Rather than trying to define a set of universal hardware and software design standards for enterprise storage that include consideration for the new requirements of discovery, you should build a checklist, which, when followed, will produce the “how-to” of an architectural plan for enterprise storage design with the goal of reducing the burdensome requirements associated with discovery.
There are plenty of storage products available to address each of these design issues. Because of the great variability between enterprises and their storage requirements, consider the following 12-step program to define specific storage architectures that include the requirements of discovery:
- Does your storage environment currently collect backup and archive all data files and electronic communications in the enterprise?
- Are the enterprise’s collected data sets electronically and physically secure from both internal and external intrusion and tampering?
- Are your backup-and-archival data sets encrypted?
- Is your data archival retention system automated and transparent to users?
- Does your archival system parse and index all document content and metadata?
- Does your data retention system include all network-based applications, traffic, and log files, as well as data files such as e-mail?

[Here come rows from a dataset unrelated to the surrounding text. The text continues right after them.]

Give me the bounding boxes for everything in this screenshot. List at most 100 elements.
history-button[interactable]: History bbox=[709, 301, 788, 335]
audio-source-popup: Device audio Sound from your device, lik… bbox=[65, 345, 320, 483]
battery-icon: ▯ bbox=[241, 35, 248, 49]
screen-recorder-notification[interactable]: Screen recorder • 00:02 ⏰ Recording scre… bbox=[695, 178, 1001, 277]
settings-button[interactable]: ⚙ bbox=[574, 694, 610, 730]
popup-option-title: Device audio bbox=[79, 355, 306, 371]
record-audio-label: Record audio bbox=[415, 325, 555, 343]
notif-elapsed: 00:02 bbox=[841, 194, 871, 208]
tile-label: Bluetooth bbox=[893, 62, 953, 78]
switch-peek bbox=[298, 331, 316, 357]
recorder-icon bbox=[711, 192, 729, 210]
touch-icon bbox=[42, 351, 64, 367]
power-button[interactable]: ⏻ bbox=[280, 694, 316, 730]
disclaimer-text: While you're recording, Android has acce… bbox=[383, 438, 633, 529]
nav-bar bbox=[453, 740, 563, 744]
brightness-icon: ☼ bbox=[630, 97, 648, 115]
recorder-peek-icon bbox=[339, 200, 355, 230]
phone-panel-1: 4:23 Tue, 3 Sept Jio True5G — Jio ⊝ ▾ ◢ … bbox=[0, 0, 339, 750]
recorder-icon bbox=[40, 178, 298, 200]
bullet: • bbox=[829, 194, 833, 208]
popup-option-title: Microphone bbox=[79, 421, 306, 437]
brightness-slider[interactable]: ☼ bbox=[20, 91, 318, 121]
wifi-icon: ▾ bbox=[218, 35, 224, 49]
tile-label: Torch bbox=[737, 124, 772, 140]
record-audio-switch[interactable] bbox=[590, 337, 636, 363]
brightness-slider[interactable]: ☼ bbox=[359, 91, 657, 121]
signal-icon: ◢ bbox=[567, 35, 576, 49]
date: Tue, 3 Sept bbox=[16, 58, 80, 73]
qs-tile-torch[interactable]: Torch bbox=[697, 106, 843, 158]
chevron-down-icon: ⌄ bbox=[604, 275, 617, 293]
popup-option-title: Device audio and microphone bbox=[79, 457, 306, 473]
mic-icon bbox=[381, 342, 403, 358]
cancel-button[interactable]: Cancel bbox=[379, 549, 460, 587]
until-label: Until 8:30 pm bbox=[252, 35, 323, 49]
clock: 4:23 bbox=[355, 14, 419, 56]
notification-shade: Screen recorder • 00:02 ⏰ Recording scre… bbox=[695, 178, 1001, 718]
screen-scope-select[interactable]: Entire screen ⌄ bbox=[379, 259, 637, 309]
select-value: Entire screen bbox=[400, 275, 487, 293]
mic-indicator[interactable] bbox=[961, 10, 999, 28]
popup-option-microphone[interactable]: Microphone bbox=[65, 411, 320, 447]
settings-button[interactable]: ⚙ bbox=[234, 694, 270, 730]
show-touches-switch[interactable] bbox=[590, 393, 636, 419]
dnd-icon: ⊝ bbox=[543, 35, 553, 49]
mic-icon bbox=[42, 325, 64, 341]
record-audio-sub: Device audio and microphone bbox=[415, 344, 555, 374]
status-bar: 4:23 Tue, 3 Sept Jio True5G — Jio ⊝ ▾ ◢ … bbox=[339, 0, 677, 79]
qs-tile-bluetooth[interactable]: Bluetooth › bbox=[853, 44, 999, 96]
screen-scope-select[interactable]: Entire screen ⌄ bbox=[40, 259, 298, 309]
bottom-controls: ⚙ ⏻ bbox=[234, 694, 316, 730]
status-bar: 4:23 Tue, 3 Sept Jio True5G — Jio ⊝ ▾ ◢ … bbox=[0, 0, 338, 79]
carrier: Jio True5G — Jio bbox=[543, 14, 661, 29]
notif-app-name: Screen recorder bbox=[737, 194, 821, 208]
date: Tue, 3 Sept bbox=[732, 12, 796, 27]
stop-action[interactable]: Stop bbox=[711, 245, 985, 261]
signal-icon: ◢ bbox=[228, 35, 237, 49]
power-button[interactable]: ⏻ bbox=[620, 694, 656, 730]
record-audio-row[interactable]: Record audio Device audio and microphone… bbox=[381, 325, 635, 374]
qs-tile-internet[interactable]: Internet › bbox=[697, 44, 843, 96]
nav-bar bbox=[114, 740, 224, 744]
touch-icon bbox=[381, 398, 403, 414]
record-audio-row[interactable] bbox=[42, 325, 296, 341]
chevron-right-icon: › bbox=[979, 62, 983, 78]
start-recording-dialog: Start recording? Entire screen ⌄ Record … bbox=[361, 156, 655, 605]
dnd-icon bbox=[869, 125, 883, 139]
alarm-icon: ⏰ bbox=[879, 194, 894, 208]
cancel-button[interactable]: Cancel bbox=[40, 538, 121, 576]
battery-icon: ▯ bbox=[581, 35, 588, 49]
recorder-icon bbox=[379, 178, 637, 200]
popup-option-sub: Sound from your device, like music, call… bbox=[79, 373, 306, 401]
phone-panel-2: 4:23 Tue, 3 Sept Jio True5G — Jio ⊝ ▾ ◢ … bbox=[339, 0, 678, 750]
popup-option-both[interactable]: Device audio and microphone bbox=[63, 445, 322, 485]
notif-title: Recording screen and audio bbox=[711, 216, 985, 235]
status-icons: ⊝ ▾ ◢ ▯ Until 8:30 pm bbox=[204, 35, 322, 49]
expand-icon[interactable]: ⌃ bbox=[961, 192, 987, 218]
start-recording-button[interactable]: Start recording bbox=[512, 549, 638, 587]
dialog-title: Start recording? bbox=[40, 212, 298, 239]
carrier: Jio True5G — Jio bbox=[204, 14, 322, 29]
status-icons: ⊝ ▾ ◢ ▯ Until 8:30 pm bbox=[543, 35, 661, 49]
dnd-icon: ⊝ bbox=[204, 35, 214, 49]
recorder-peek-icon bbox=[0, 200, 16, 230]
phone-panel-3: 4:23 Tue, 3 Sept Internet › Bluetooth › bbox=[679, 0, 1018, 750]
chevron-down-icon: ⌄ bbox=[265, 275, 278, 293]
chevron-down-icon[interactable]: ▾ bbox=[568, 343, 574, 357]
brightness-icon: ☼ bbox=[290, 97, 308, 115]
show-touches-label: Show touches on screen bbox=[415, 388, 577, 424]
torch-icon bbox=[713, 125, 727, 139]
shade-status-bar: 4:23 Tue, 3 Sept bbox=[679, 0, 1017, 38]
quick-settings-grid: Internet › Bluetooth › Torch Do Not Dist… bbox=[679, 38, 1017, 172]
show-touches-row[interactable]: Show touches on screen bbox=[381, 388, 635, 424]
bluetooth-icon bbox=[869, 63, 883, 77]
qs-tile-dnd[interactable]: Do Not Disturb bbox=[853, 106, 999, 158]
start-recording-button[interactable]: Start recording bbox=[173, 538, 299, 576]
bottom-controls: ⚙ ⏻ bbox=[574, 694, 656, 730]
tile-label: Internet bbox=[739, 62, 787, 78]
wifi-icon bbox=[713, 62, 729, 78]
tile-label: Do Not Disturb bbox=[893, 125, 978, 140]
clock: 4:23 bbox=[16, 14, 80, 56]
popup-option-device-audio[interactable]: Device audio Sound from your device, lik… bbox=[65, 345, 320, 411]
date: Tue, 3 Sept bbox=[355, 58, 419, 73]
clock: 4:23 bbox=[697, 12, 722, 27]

- Do you have a means of entering key words in a search engine that is linked to your storage hierarchy, and can you search content of files and not just file names?
- Are your data retention policies up to date with the latest compliance and litigation support requirements and automated for your storage systems?
- Does your archival system have the ability to automatically tag and discriminate for data types with a high degree of granularity for specific purposes (e.g., legal, financial, human resources, executive, etc.)?
- 10. Does your storage staff have training in criminal or civil digital discovery and chain of custody practices and methods?
- 11. Does your staff have the ability to timely image and efficiently replace physical operating storage without interfering with the operational requirements of the enterprise?
- Is there a plan in place that will allow for the rapid, secure, and automated replication of select segments of large amounts of disk- and tape-based archival data?
The good news is that there are storage systems and software that can solve most of these problems. The bad news is that there are no unified solutions or “one-size-fits-all” answers to effective storage design for all four major requirements in the enterprise. The best policy is one that acknowledges the likely occurrence of extraordinary and, in some cases, non-recursive requirements to be able to preserve, index, and extract highly granular data sets from the enterprise storage environment.
In reviewing the costs associated with the changes to your storage infrastructure that the above list of questions could produce, keep in mind that being unable to handle digital discovery requests in support of litigation is not generally an acceptable defense in litigation. The imposed costs of not being able to adequately support these requests can be far greater in arrears than the costs in advance.
Most data storage architectures today do not address the need for supporting the collection and export of large volumes of custom, user-specified data sets. Unlike compliance reporting, where the reports themselves (including the content of those reports and their frequency) are predictable, discovery reporting can be far greater in scope and potentially more disruptive to the enterprise in pursuit of document production. This disruption is not necessary. Storage professionals should take into account the potential for these types of unpredictable actions to occur. The benefits of including the requirements of digital discovery in the planning and design of storage architectures can result in significant cost avoidance and labor savings, non-interruption of ongoing operations, and a more automated approach to compliance in support of litigation or compliance audits in the future.